The FOE study came out shortly after Shell released its own data and statements in an attempt to assure shareholders that nothing was wrong. The company dismissed climate change as an agenda. Though it recognized the almost universally accepted warming threshold of 2 degrees Celsius, the statement essentially argued that the real warming won't happen for a while.
"We concur with the view in the recent Intergovernmental Panel on Climate Change report that there is a high degree of confidence that global warming will exceed 2 degrees Celsius by the end of the 21st century," the Shell statement reads. "Yet, this is not to argue that today's low level of action will continue at this pace. Indeed, changes in regulatory priorities could well be relatively sudden. However, because of the long-lived nature of the infrastructure and many assets in the energy systems, any transformation will inevitably take decades."
Fossil Free UK's Twitter account offered a loose translation to its followers Tuesday morning:
Shell to #AGM shareholders: "what #carbonbubble? we'll burn reserves anyway. More money, yay!" http://t.co/tGRFD6zI4k pic.twitter.com/sXtDblXEK7
— Fossil Free UK (@FossilFree_UK) May 20, 2014
“Shell may not decide to take the 2-degree limit seriously, but the rest of the world does," said Geert Ritsema, head of the Energy and Natural Resources Campaign at Milieudefensie. “The Netherlands, [European Union], the G8 and the United Nations have all set this as official climate objective. And because global reserves of fossil fuels are five times too large, Shell will have to write off the most expensive and most carbon-intensive reserves first.
“If shareholders are to prevent their shares becoming worthless in the near future, they need to call on Shell now to stop its strategy that one-sidedly aims at investing in unconventional fuels.”
Milieudefensie is calling on Dutch pension giant ABP to disinvest from Shell and for Shell to meet its responsibilities for the environmental and social destruction from its oil operations in Nigeria. Additionally, ShareAction’s Greenlight campaign in the UK wants people to tell their pension funds with holdings in Shell to press the company to cease plans to drill the Arctic.
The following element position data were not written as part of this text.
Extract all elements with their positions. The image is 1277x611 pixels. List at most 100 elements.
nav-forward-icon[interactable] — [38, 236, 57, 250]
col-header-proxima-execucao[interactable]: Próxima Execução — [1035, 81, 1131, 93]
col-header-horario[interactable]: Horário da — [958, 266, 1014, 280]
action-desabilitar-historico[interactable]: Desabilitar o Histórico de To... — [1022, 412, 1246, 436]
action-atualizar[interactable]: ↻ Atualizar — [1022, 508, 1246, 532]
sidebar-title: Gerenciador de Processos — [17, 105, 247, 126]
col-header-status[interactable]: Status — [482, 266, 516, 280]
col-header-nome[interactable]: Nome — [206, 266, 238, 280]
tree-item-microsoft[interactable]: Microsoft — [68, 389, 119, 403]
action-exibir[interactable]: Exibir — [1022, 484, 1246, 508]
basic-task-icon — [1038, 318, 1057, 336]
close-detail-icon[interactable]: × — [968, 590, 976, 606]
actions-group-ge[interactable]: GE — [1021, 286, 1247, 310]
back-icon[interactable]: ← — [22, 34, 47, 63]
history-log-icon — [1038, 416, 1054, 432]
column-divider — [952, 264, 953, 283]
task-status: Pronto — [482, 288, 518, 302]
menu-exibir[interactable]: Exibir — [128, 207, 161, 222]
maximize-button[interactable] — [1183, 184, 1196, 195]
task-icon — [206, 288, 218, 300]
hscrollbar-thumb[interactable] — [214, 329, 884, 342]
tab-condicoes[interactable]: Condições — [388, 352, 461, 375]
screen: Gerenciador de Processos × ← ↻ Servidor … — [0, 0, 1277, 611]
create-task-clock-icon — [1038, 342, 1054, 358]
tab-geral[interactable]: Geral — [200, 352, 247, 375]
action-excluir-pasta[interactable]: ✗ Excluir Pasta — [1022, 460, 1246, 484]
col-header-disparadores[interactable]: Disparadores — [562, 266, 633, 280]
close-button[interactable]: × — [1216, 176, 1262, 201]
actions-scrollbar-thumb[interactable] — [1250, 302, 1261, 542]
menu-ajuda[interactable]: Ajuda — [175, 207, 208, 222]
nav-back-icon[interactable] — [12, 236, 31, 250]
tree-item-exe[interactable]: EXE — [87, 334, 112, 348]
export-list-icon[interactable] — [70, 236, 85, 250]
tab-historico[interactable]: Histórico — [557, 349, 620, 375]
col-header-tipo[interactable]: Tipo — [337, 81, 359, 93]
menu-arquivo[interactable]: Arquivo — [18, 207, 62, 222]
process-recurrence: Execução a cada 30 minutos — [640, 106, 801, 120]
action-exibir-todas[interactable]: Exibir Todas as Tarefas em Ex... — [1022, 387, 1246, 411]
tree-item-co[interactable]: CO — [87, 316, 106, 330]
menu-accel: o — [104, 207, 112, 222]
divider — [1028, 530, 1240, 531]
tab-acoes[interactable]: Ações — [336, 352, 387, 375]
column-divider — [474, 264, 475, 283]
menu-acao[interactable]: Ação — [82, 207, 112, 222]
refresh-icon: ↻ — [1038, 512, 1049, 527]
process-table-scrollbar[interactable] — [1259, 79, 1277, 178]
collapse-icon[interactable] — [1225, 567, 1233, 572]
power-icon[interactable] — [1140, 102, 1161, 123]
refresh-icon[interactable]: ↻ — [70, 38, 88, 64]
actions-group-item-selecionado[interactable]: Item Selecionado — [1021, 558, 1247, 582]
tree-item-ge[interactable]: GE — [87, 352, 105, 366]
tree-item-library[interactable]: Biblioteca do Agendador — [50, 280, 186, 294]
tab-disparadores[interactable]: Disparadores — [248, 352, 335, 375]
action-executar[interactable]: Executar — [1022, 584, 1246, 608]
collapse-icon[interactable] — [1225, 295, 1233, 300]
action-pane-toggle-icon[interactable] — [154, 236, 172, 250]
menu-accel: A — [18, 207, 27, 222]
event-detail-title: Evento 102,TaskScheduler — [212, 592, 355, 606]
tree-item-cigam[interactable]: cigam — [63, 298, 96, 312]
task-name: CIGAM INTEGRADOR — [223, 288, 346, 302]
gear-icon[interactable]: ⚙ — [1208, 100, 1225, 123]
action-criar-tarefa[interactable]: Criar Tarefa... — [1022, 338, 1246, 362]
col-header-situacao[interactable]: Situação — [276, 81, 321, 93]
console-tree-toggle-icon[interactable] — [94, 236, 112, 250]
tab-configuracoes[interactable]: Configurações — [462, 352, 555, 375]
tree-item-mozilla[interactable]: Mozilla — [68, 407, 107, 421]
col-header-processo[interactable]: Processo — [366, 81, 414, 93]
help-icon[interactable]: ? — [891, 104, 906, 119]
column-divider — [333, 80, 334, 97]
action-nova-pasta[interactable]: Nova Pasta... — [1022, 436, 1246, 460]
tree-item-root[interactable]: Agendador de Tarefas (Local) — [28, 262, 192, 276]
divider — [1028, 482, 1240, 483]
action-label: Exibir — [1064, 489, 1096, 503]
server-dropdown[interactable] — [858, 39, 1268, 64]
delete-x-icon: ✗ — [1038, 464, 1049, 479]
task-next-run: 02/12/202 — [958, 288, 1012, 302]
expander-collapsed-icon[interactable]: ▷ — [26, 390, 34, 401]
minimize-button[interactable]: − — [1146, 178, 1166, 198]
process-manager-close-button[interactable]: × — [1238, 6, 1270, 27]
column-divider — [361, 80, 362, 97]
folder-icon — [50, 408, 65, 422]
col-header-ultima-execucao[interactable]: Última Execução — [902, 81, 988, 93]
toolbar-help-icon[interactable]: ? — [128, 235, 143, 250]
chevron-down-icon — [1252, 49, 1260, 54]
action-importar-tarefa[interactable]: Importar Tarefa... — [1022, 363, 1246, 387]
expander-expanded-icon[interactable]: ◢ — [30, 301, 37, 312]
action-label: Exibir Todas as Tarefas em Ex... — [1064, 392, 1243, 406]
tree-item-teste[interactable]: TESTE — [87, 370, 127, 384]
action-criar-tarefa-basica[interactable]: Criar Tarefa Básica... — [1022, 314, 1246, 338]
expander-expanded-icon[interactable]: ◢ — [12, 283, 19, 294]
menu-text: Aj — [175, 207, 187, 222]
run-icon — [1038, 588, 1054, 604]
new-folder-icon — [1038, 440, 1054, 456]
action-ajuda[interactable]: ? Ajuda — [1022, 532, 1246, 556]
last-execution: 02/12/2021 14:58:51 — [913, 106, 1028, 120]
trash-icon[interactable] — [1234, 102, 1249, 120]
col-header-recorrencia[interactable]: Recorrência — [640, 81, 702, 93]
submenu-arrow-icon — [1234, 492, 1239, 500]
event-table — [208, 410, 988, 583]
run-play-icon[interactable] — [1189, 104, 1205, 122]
"If Shell wants to adapt to the required low-carbon future, there are several things the company can do, right now, to make greater progress," the study reads. "[Shell should] cut direct emissions where technologically possible; offer better transparency on their operations and, specifically, the risks climate change has for Shell; and divest from oil and gas projects with a high-carbon intensity."